From an investor perspective, VAHDAM India stands out in ongoing D2C funding news and VC-backed D2C brands conversations, not just for its scale but for its profitability. In a landscape often dominated by burn-heavy growth, the company’s ability to remain PAT positive strengthens its D2C startup valuation narrative and positions it among top funded D2C brands that are building sustainably.

The brand’s journey also reflects broader themes in D2C brand building stories, where authenticity, storytelling, and product innovation drive global success. While categories like D2C food and beverage brands and D2C personal care brands continue to evolve, VAHDAM India is bridging both worlds by combining wellness with everyday consumption.

As we look at what’s happening in India’s D2C space today, VAHDAM India exemplifies how latest D2C startups and growth-stage brands are scaling globally while preparing for strong domestic plays.
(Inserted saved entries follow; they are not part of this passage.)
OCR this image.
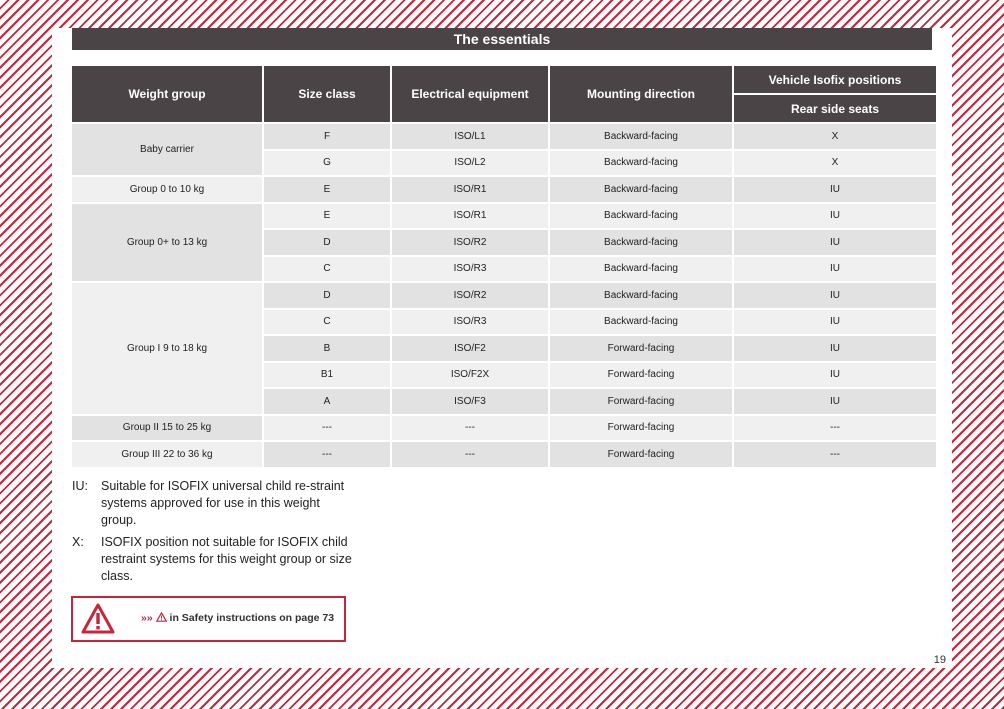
The essentials
Weight group	Size class	Electrical equipment	Mounting direction	Vehicle Isofix positions
				Rear side seats
Baby carrier	F	ISO/L1	Backward-facing	X
	G	ISO/L2	Backward-facing	X
Group 0 to 10 kg	E	ISO/R1	Backward-facing	IU
Group 0+ to 13 kg	E	ISO/R1	Backward-facing	IU
	D	ISO/R2	Backward-facing	IU
	C	ISO/R3	Backward-facing	IU
Group I 9 to 18 kg	D	ISO/R2	Backward-facing	IU
	C	ISO/R3	Backward-facing	IU
	B	ISO/F2	Forward-facing	IU
	B1	ISO/F2X	Forward-facing	IU
	A	ISO/F3	Forward-facing	IU
Group II 15 to 25 kg	---	---	Forward-facing	---
Group III 22 to 36 kg	---	---	Forward-facing	---
IU:	Suitable for ISOFIX universal child re-straint systems approved for use in this weight group.
X:	ISOFIX position not suitable for ISOFIX child restraint systems for this weight group or size class.
»»  in Safety instructions on page 73
19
Its trajectory aligns with D2C brands scaling in 2025, where omnichannel presence, category expansion, and profitability define the next wave of leaders.

In the broader daily digest of D2C news in India, VAHDAM India’s performance stands as a benchmark for how Direct-to-consumer startup IPO tracker candidates of the future are being built—rooted in strong fundamentals, global ambition, and consumer trust.